On peut également évoquer le droit humanitaire international, fondé sur la Convention de Genève de 1949 et ses protocoles additionnels, notamment le Protocole I de 1977, qui n’a jamais été ratifié par les États-Unis et dont la Russie s’est retirée. Ce protocole défend la protection de l’environnement lors des guerres; son article 55 stipule que la guerre doit être conduite en veillant à protéger l’environnement naturel des dommages durables. Cela découle d’une logique selon laquelle la protection de l’environnement est une condition cruciale pour la protection des humains.

En outre, les dispositions des textes portant sur le génocide peuvent être étendues aux actes d’écocide.
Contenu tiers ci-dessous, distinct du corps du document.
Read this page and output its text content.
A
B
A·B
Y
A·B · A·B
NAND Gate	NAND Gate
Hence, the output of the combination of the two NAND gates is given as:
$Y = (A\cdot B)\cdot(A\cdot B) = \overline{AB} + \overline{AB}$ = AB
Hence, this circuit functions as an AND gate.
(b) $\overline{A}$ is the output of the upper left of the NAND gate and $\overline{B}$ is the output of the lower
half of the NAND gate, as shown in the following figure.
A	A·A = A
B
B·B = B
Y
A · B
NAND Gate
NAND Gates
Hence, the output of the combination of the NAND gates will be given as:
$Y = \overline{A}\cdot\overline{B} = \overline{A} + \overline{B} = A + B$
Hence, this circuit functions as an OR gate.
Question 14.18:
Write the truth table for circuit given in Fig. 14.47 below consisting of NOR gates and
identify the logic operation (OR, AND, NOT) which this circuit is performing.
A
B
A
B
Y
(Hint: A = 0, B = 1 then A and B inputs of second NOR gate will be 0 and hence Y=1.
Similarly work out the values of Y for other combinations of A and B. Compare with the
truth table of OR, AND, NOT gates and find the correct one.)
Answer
D’ailleurs, des chercheurs suggèrent que l’écocide doit être considéré comme la variante écologique du génocide, comme l’a conseillé Céline Bimbenet (2022).

La question reste juste liée, d’une part, à la force du plaidoyer des militants écologistes pour activer ces poursuites judiciaires, et d’autre part, à l’existence d’une volonté internationale d’aller dans ce sens, ce que nous ne croyons malheureusement pas possible, compte tenu de ce que nous avons remarqué durant les phases de déroulement de cette guerre, ainsi que de la manière dont la communauté internationale l’a gérée, marquée d’injustice, de la logique des doubles standards et d’une soumission presque totale à la partie responsable de ces actes écocidaires et génocidaires.

Conclusion

Comme le dit le proverbe, « À quelque chose malheur est bon », la guerre contre Gaza avec ses aspects génocidaires et écocidaires flagrants présente une réelle opportunité pour la communauté internationale d’adopter un arsenal juridique affermi et contraignant portant spécifiquement sur les crimes d’écocide.

Mais en attendant, il faut avoir recours à ce qui est actuellement disponible pour poursuivre et punir les acteurs de ces crimes. Sinon, personne n’aura plus le droit de brandir des slogans environnementaux et de s’en vanter ou de prononcer des discours dans des forums et exprimer le soutien, qui n’est que fictif aux questions écologiques.

Entre ceci et cela, la question la plus déconcertante demeure : comment la majorité écrasante des activistes et des militants écologistes ignorent-ils ce flagrant écocide de Gaza et restent indifférents? J’espère qu’eux aussi ne tomberont pas dans la farce du double standard comme les puissants de ce monde insensé.